The FCA in London are making changes and will be starting to undertake more audits, checks and stronger enforcement upon their e-money licence-holders, passporting and passported organisations and will be looking for proper due diligence...
June 8, 2014 (Newswire.com) - The FCA in London are making changes and will be starting to undertake more audits, checks and stronger enforcement upon their e-money licence-holders, passporting and passported organisations and will be looking for proper due diligence and clarity of compliance with regulations as they are now aware that there are issues in the market. How far will they go? It is unlikely that they will do a full job to ensure that everyone does as they should, and it is clear that they do not have the resource to enforce the regulations in the way that many markets - and in particular as the card-schemes do - but they must move forward as the lack of compliance is becoming somewhat dangerous.
E-money Licence Changes
Recent new financial services legislation in the UK has led to the Financial Conduct Authority (FCA) introducing a Payments Systems Regulator from April 2014. The ECB, and the European Commission are also proposing ways to regulate and police the whole e-money arena, as are the international card schemes. The FCA is now also starting to review and audit the e-money licences they have granted previously and for observance with ALL regulations and also best-practices.
We believe that the FCA have seen that the governance of payment systems, including e-money issuers, is a difficult and continuous task and needs several layers of supervision and oversight in the way that other payment methods have already established (e.g. through the regulations of the international card schemes).
As an e-money licence holder, there is a legal obligation to ensure that your organisation and all of its agents, including passport holders are fully conversant with and engaged in all due diligence in customer selection and identification, transaction/event screening, suspicion reporting, record-keeping, corporate assessment of exposures and risk, and the Base II (and III) capital assignment to the exposures. Having reporting to the FCA, a clear payment strategy and ABOVE ALL understanding and observance of laws relating to payments in all areas of operation are all also essential. All brands operating under FCA licences need to be properly covered together with all white label arrangements and all agents; but with licences being granted from London (say) and 'passported' around the European Union, and in some cases further afield, it makes it increasingly harder to observe wider tranches of legislation across multiple jurisdictions, and ergo harder for the FCA to monitor, manages, oversee and audit. It also makes it harder for e-moneu licence holder not to be exposed to big, big problems and potential losses and prosecution from all the jurisdictions in which they operate. Wherever it is going, it is clear that this is a time-bomb for many companies operating in this area and something for which the FCA, and possibly the Cabinet Office FED committee to worry about until the 'muck starts flying'.

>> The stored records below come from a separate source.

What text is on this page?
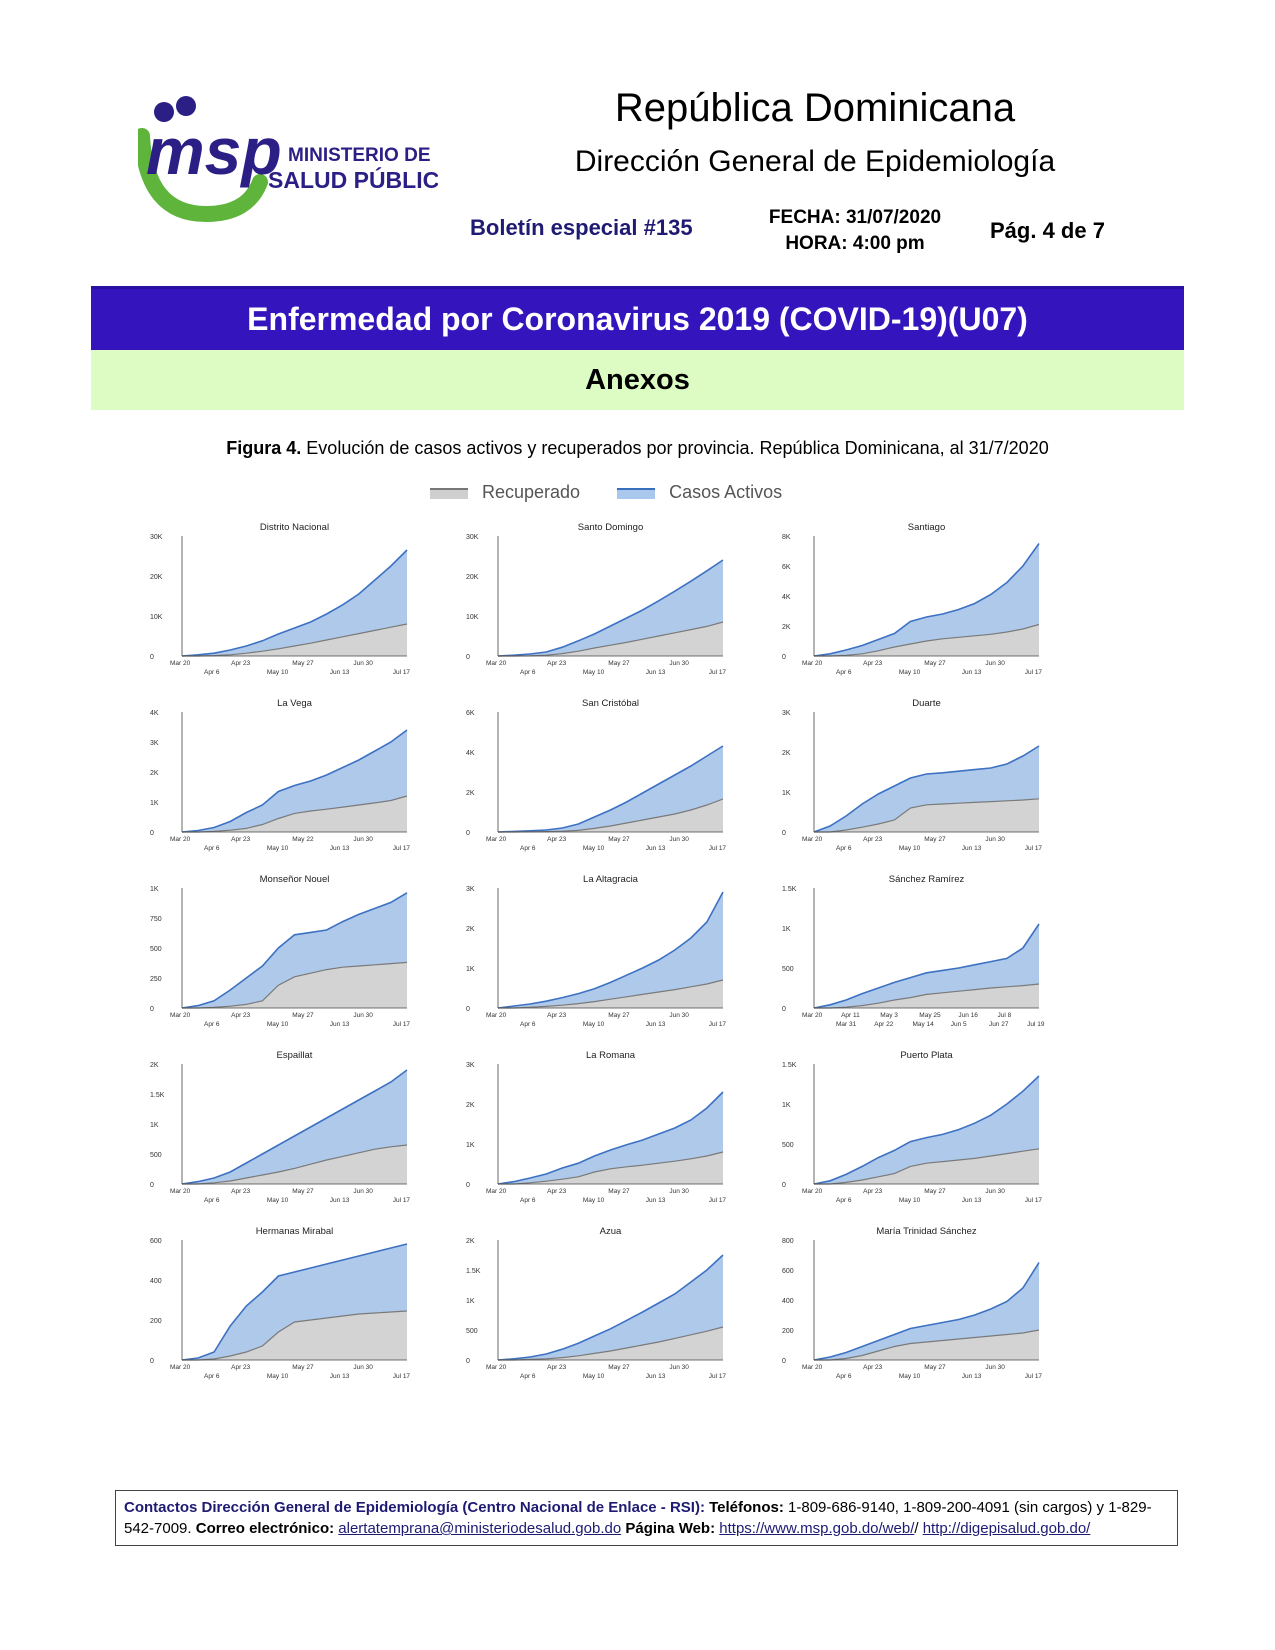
msp MINISTERIO DE
SALUD PÚBLICA
República Dominicana
Dirección General de Epidemiología
Boletín especial #135	FECHA: 31/07/2020
HORA: 4:00 pm
Pág. 4 de 7
Enfermedad por Coronavirus 2019 (COVID-19)(U07)
Anexos
Figura 4. Evolución de casos activos y recuperados por provincia. República Dominicana, al 31/7/2020
Recuperado	Casos Activos
Distrito Nacional
0
10K
20K
30K
Mar 20	Apr 23	May 27	Jun 30
Apr 6	May 10	Jun 13	Jul 17
Santo Domingo
0
10K
20K
30K
Mar 20	Apr 23	May 27	Jun 30
Apr 6	May 10	Jun 13	Jul 17
Santiago
0
2K
4K
6K
8K
Mar 20	Apr 23	May 27	Jun 30
Apr 6	May 10	Jun 13	Jul 17
La Vega
0
1K
2K
3K
4K
Mar 20	Apr 23	May 22	Jun 30
Apr 6	May 10	Jun 13	Jul 17
San Cristóbal
0
2K
4K
6K
Mar 20	Apr 23	May 27	Jun 30
Apr 6	May 10	Jun 13	Jul 17
Duarte
0
1K
2K
3K
Mar 20	Apr 23	May 27	Jun 30
Apr 6	May 10	Jun 13	Jul 17
Monseñor Nouel
0
250
500
750
1K
Mar 20	Apr 23	May 27	Jun 30
Apr 6	May 10	Jun 13	Jul 17
La Altagracia
0
1K
2K
3K
Mar 20	Apr 23	May 27	Jun 30
Apr 6	May 10	Jun 13	Jul 17
Sánchez Ramírez
0
500
1K
1.5K
Mar 20	Apr 11	May 3	May 25	Jun 16	Jul 8
Mar 31	Apr 22	May 14	Jun 5	Jun 27	Jul 19
Espaillat
0
500
1K
1.5K
2K
Mar 20	Apr 23	May 27	Jun 30
Apr 6	May 10	Jun 13	Jul 17
La Romana
0
1K
2K
3K
Mar 20	Apr 23	May 27	Jun 30
Apr 6	May 10	Jun 13	Jul 17
Puerto Plata
0
500
1K
1.5K
Mar 20	Apr 23	May 27	Jun 30
Apr 6	May 10	Jun 13	Jul 17
Hermanas Mirabal
0
200
400
600
Mar 20	Apr 23	May 27	Jun 30
Apr 6	May 10	Jun 13	Jul 17
Azua
0
500
1K
1.5K
2K
Mar 20	Apr 23	May 27	Jun 30
Apr 6	May 10	Jun 13	Jul 17
María Trinidad Sánchez
0
200
400
600
800
Mar 20	Apr 23	May 27	Jun 30
Apr 6	May 10	Jun 13	Jul 17
Contactos Dirección General de Epidemiología (Centro Nacional de Enlace - RSI): Teléfonos: 1-809-686-9140, 1-809-200-4091 (sin cargos) y 1-829-542-7009. Correo electrónico: alertatemprana@ministeriodesalud.gob.do Página Web: https://www.msp.gob.do/web// http://digepisalud.gob.do/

One of the main legislative hurdles is in meeting the requirements of the Money Laundering regulations for all countries in which an e-money licence holder, and its agents and Passport Holders, operate. Not doing 'what is right' by the European Money Laundering directives is the quickest way of losing money, being fined, suffering crippling bad media attention, or losing a market - or a full e-money licence (which will happen when firms are properly reviewed). Our experiences are that regulators are unforgiving and do not 'give time to correct' matters, but equally that regulators are slow to act, and slow to catch on until things are far too late.
In advance of the FCA performing its own validation on individual license holders (and making high profile examples of those who are not fully compliant), all e-money licence holders need to:
A. Make sure that all their processes, operations and compliance teams are all fully observant of all applicable regulatory requirements, laws and best practices.
B. Make sure that they are confident that their third party agents are ALL also fully compliant?
The first steps are to ensure that e-money licence holders:
1. Determining their current state of preparedness and identify areas for attention and action before the FCA (or other e-money licence granter) requests an onsite review of its business.
2. Review the state of compliance and preparedness of all third party agents or passport-licencees and that they report to you on their level of compliance as it is the principal e-money licence holder that is liable in every way.
3. Co-ordinate its efforts with any international card scheme processing involvement that it has.
Will the FCA 'yield the big whip'? YES - absolutely, but the big question is whether they start doing so now, or whether they will wait until they have 'egg all over their faces'.